Sunday, May 27

How To Find The Right Freelance Editor For You

India Drummond recently shared her experience selecting a freelance editor. Her methodology makes so much sense that after I read her suggestions I thought: Of course! Why didn't that occur to me? All the truly good ideas are like that, they seem self-evident after the fact but a complete mystery beforehand.

India Drummond's Suggestions On How To Select An Editor

1. Ask everyone you know this question: Do you have an editor you can recommend?
I thought this was a stroke of genius. Rather than asking for editors to recommend themselves, ask other writers to recommend editors whose work they liked.

2. Narrow this list down to 12 people.
How? Go and look at the website of each prospective editor. They don't have one? Cross them off the list. Their website looks unprofessional? Cross them off the list.

3. Write a letter to each prospective editor.
In your letter let them know that:

a. This is a professional relationship you would like to enjoy for years to come.

b. Ask your prospective editor whether they are familiar with your genre (if you write genre fiction), and its conventions. For instance, if you write romance novels you don't want your editor to complain that the happily-ever-after ending was predictable!

c. Make sure your prospective editor is available to edit your book. Sometimes editors have a full plate and can't fit in new work in a certain time period.

d. Ask for references from their clients.

e. Make sure your prospective editor is comfortable with your style of writing. For instance, if she is American would she be comfortable with you using British spelling and conventions?

f. Make sure your prospective editor understands what services you would like from them. What one person means by "copyediting" another means by "proofreading" and vice versa. Also, if you would like your editor to indicate when they found a paragraph wordy or confusing, you need to make that clear up front so she or he can give you an accurate representation of her fees.

g. Ask your prospective editor to recommend another editor if they feel your work wouldn't be right for them.

h. Ask your prospective editor what form(s) of payment he would accept.

4. Based on the replies your prospective editors send you, narrow the list down further.

For instance, India eliminated any editors whose grammar wasn't up to snuff, who did not wish to provide references, who simply pointed her to their website, etc. She also rejected any who wouldn't accept PayPal. I thought it was very smart of her to address this detail. How frustrating it would be to finish the arduous process of picking an editor, have them edit your manuscript and then find out she doesn't accept your preferred method of payment! I wouldn't have thought of this, so thanks India.

5. Check references.
Write to the authors your perspective editor gave you and ask them:
* What did you like most and least about working with her? (Gives them an opening to give something other than glowing praise)
* Does she communicate clearly about issues in your manuscript? (Very important!)
* How does she handle follow-up questions?
* Do you generally use all her recommendations, or do you take some and leave some?
* Would you say her main strength is flow, structure, pacing, grammar/technical, spotting errors…or something else? (This allowed me to find out if the type of editing I needed was the same type this person had received.)
* Is it easy to book a project with her, or do you find you’re having to be squeezed in around a busy schedule?
* What do you receive on a full-length manuscript? A report? A document with tracked changes, etc? If a report, how long/detailed is it?
* Do you recommend her and plan to use her again?
- Hiring a Freelance Editor
6. Ask your prospective editors for a sample of their skills
Each of India's three prospective editors agreed to edit the first chapter of her next book. She writes:
Honestly, I expected them all to come back with virtually the same results. After all, a mistake is a mistake, isn’t it?

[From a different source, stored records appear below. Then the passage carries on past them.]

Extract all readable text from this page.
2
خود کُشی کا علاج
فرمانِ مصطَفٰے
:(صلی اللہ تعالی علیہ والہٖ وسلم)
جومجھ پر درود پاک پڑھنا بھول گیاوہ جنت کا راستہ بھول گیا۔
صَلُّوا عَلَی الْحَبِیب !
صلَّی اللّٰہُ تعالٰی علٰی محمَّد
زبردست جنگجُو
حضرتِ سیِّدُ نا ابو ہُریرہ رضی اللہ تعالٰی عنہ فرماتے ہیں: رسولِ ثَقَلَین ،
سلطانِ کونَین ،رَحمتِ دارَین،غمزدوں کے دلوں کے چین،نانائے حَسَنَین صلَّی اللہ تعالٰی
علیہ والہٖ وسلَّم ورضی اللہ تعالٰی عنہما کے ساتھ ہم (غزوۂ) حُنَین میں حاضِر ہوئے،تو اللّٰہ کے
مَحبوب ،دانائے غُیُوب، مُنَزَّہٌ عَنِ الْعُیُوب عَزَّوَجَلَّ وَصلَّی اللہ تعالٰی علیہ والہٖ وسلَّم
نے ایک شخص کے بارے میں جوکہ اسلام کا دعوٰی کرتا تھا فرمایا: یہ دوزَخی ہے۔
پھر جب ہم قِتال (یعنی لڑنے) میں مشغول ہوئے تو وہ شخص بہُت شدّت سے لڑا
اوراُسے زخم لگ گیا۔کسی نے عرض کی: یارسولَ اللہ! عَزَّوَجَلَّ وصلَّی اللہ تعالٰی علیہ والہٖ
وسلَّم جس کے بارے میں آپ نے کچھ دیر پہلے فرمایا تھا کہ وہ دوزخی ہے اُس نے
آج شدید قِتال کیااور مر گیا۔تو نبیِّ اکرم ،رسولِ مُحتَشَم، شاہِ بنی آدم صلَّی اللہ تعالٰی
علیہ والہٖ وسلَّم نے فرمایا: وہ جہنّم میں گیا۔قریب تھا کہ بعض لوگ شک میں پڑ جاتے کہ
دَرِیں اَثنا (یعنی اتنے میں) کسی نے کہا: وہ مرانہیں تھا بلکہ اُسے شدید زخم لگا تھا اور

Well, no, it isn’t. Editing is incredibly subjective.

I was truly surprised at the difference in the marked-up manuscripts I got back, but so glad I went to the trouble of doing this. As I said, all of the editors were qualified, but comparing these was very useful in making my final decision.
Wow! India went to a LOT of work, but I bet it paid off. After all, a writer's relationship with her editor is, arguably, her most important professional relationship.

By the way, Susan Helene Gottfried is India Drummond's new editor.

Thanks to The Book Designer for his May 2012 issue of The Carnival of the Indies for leading me to India's marvelous article. Cheers!

To read India Drummond's complete article (something I highly recommend!) go here: Hiring a Freelance Editor


  1. It took me many years to find a film editor I coud trust and I'm finding the same difficulty with acquiring a copy editor for my novel (just fallen out with one in a terminal manner).

    Thanks for reposting that, Karen, it reminded me of my search for a film editor - same principles apply.

  2. Thanks for the comment! Glad you found it helpful.

    By the way, I like your blog, especially your April 13th article on editing. Loved the line, "Editing a novel is like killing a puppy, but much more messy." (Although I'm glad to say neither of us has killed a puppy!)

  3. "Editing a novel is like killing a puppy, but much more messy."

    Whence comes the knowledge to make such comparison? Methinks, experience. Eww.

  4. lol No, no. As I said in my comment, "I'm glad to say neither of us has killed a puppy". It is quite an evocative line, though.